Berberoglu foi o primeiro deputado do CHP a ser preso na grande purga que começou após o 15 de Julho — a última detida foi Idil Eser, directora da Amnistia Internacional, levada na quinta-feira; o presidente da organização de direitos humanos, Taner Kiliç, está detido desde Junho. Mas a justificação mais profunda do protesto é esta "ausência de justiça", segundo disse Kiliçdaroglu, e a necessidade de os turcos darem uma prova de vida, de resistência, perante um poder cada vez mais autoritário.

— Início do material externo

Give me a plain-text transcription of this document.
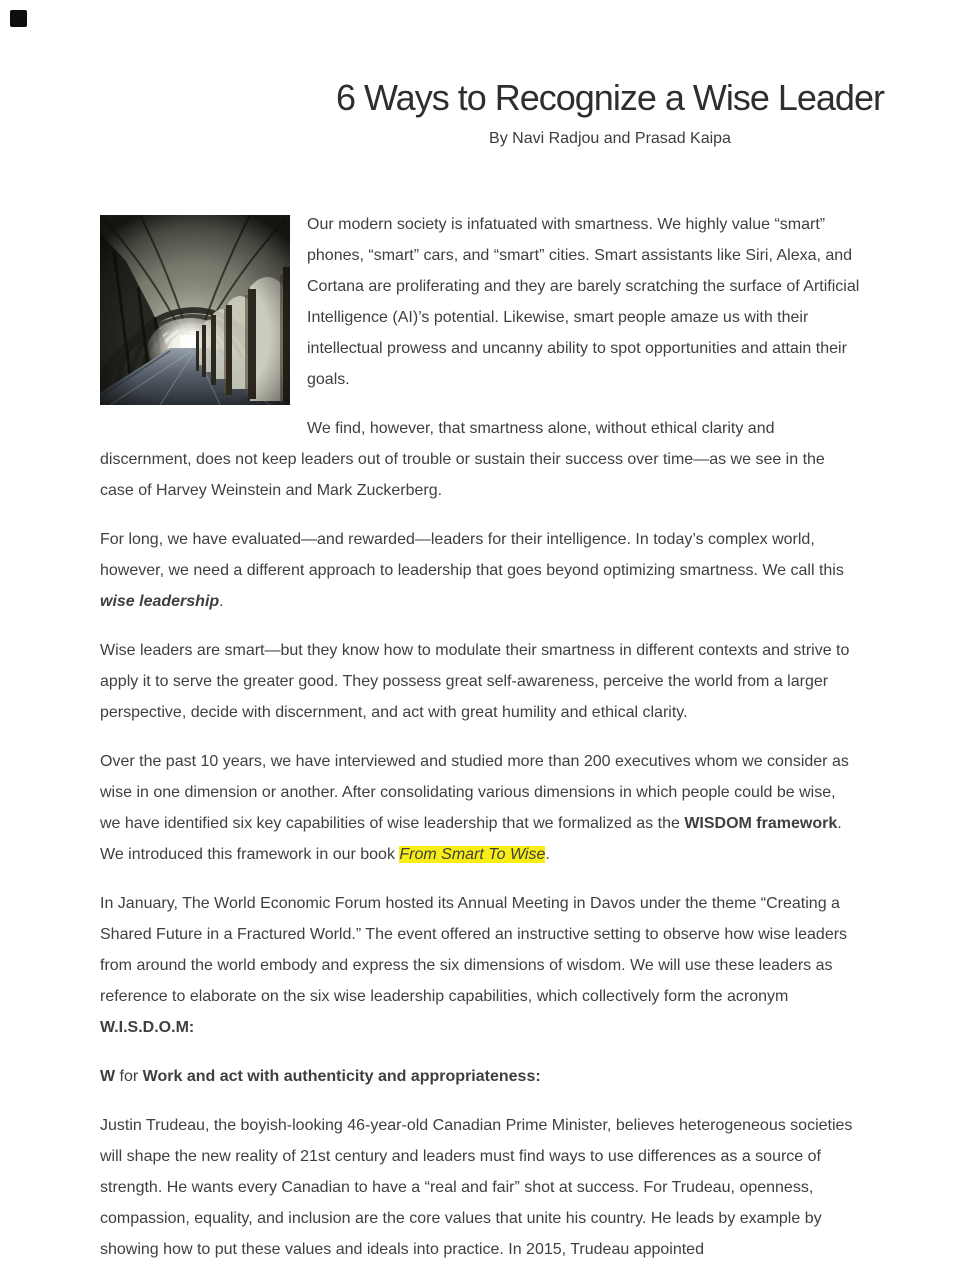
6 Ways to Recognize a Wise Leader
By Navi Radjou and Prasad Kaipa

Our modern society is infatuated with smartness. We highly value “smart” phones, “smart” cars, and “smart” cities. Smart assistants like Siri, Alexa, and Cortana are proliferating and they are barely scratching the surface of Artificial Intelligence (AI)’s potential. Likewise, smart people amaze us with their intellectual prowess and uncanny ability to spot opportunities and attain their goals.

We find, however, that smartness alone, without ethical clarity and discernment, does not keep leaders out of trouble or sustain their success over time—as we see in the case of Harvey Weinstein and Mark Zuckerberg.

For long, we have evaluated—and rewarded—leaders for their intelligence. In today’s complex world, however, we need a different approach to leadership that goes beyond optimizing smartness. We call this wise leadership.

Wise leaders are smart—but they know how to modulate their smartness in different contexts and strive to apply it to serve the greater good. They possess great self-awareness, perceive the world from a larger perspective, decide with discernment, and act with great humility and ethical clarity.

Over the past 10 years, we have interviewed and studied more than 200 executives whom we consider as wise in one dimension or another. After consolidating various dimensions in which people could be wise, we have identified six key capabilities of wise leadership that we formalized as the WISDOM framework. We introduced this framework in our book From Smart To Wise.

In January, The World Economic Forum hosted its Annual Meeting in Davos under the theme “Creating a Shared Future in a Fractured World.” The event offered an instructive setting to observe how wise leaders from around the world embody and express the six dimensions of wisdom. We will use these leaders as reference to elaborate on the six wise leadership capabilities, which collectively form the acronym W.I.S.D.O.M:

W for Work and act with authenticity and appropriateness:

Justin Trudeau, the boyish-looking 46-year-old Canadian Prime Minister, believes heterogeneous societies will shape the new reality of 21st century and leaders must find ways to use differences as a source of strength. He wants every Canadian to have a “real and fair” shot at success. For Trudeau, openness, compassion, equality, and inclusion are the core values that unite his country. He leads by example by showing how to put these values and ideals into practice. In 2015, Trudeau appointed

Kiliçdaroglu, que os analistas dizem ter sido até aqui um líder da oposição cinzento — que limitara a sua luta política às paredes do Parlamento —, pedira por isso uma marcha de unidade, de todos os turcos, sem símbolos partidários. Os que marcharam e se juntaram em Maltepe, no coração de Istambul, uma praça forte do islamista Partido da Justiça e do Desenvolvimento de Erdogan (que ali nasceu), levaram bandeiras da Turquia, bandeiras com a cara de Mustafa Kemal Atatürk (o fundador da Turquia moderna e secular), e bandeiras só com a palavra Adalet (justiça).

Além de querer acordar os turcos, Kiliçdaroglu quis dar a Erdogan um sinal de que não tem o país inteiro a seus pés — como já ficara provado no resultado do referendo de Abril que aprovou, por curta margem, a mudança na Constituição que dá plenos poderes ao Presidente. A proximidade do 15 de Julho foi intencional — será o dia em que o Presidente turco quererá passar a mensagem de que os turcos derrotaram o golpe porque todos os turcos estão do seu lado.

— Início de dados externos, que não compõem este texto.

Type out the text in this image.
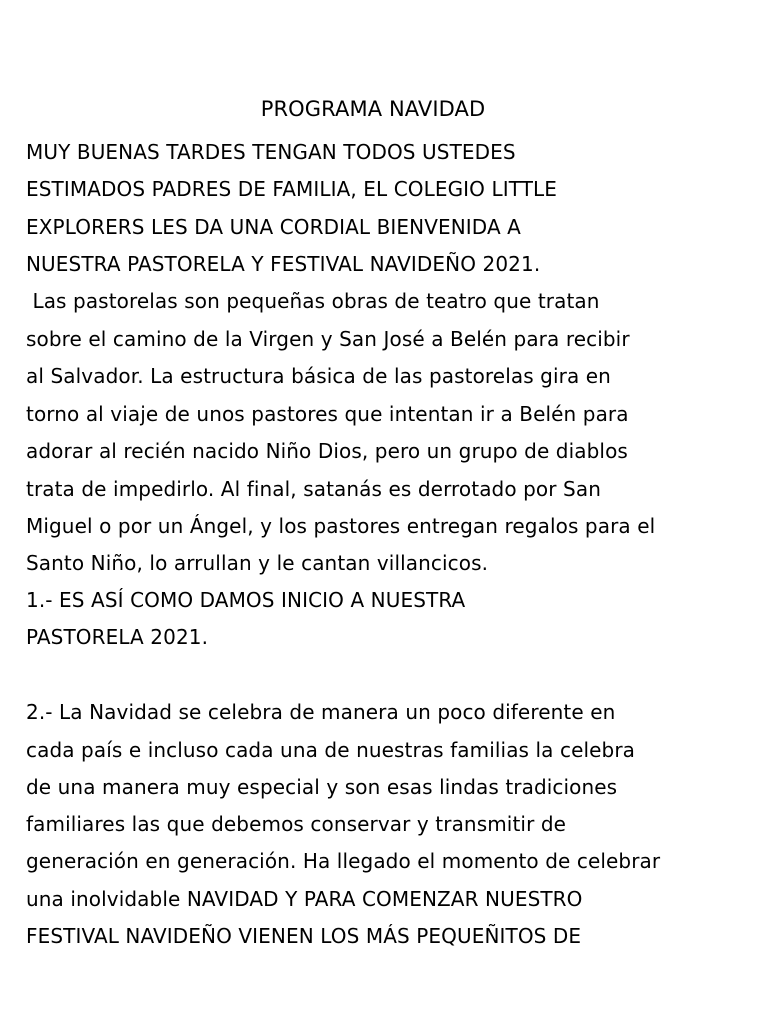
PROGRAMA NAVIDAD
MUY BUENAS TARDES TENGAN TODOS USTEDES
ESTIMADOS PADRES DE FAMILIA, EL COLEGIO LITTLE
EXPLORERS LES DA UNA CORDIAL BIENVENIDA A
NUESTRA PASTORELA Y FESTIVAL NAVIDEÑO 2021.
Las pastorelas son pequeñas obras de teatro que tratan
sobre el camino de la Virgen y San José a Belén para recibir
al Salvador. La estructura básica de las pastorelas gira en
torno al viaje de unos pastores que intentan ir a Belén para
adorar al recién nacido Niño Dios, pero un grupo de diablos
trata de impedirlo. Al final, satanás es derrotado por San
Miguel o por un Ángel, y los pastores entregan regalos para el
Santo Niño, lo arrullan y le cantan villancicos.
1.- ES ASÍ COMO DAMOS INICIO A NUESTRA
PASTORELA 2021.
2.- La Navidad se celebra de manera un poco diferente en
cada país e incluso cada una de nuestras familias la celebra
de una manera muy especial y son esas lindas tradiciones
familiares las que debemos conservar y transmitir de
generación en generación. Ha llegado el momento de celebrar
una inolvidable NAVIDAD Y PARA COMENZAR NUESTRO
FESTIVAL NAVIDEÑO VIENEN LOS MÁS PEQUEÑITOS DE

Quando a marcha começou, Erdogan criticou Kilicdaroglu dizendo que a justiça deve ser feita no Parlamento, não na rua. Fez uma ligação directa entre os organizadores do protesto e os golpistas e ameaçou punir responsáveis. Kiliçdaroglu, disse, estava a encenar protestos para proteger terroristas e os que apoiam o terrorismo" e que a sua formação deixara de ser um partido "para ter uma dimensão diferente". Kiliçdaroglu respondeu que estas eram "palavras dignas de um ditador".

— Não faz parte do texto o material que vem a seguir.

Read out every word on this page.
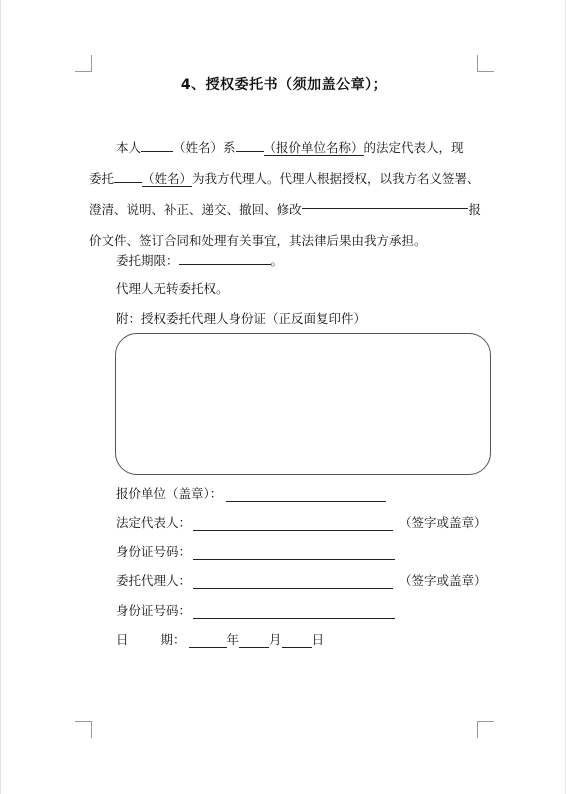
4、授权委托书（须加盖公章）；
本人	（姓名）系 （报价单位名称）的法定代表人，现
委托 （姓名）为我方代理人。代理人根据授权，以我方名义签署、
澄清 、说明 、补正 、递交 、撤回 、修改	报
价文件、签订合同和处理有关事宜，其法律后果由我方承担。
委托期限：	。
代理人无转委托权。
附：授权委托代理人身份证（正反面复印件）
报价单位（盖章）：
法定代表人：	（签字或盖章）
身份证号码：
委托代理人：	（签字或盖章）
身份证号码：
日	期：	年 月 日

Erdogan estava perante um dilema, diz a análise de Howard Eissenstat e Steven A. Cook, citada pela France 24. Podia "travar a marcha, arriscando a violência, ou ver a procissão aumentar". Fosse o que fosse que decidisse, o resultado seria sempre o mesmo, sublinham os analistas: a Marcha da Justiça, "deixa claro que [Erdogan] está mais frágil do que parece e que a Turquia está a tornar-se menos — e não mais — estável debaixo da sua liderança autoritária".

Erdogan, no poder há 15 anos, queria travar a marcha, escrevem, mas também quer continuar a beneficiar da "ilusão de que a Turquia é uma democracia funcional". "Banir a marcha e deter Kiliçdaroglu e outros líderes minaria esta pretensão", afirmam. "Os esforços de Kiliçdaroglu juntaram uma improvável aliança entre o seu partido, os grupos pró-curdos, os nacionalistas da linha dura" — provando que não há total tolerância para aceitar uma "ditadura evidente" e abrindo caminho a novas "contestações populares".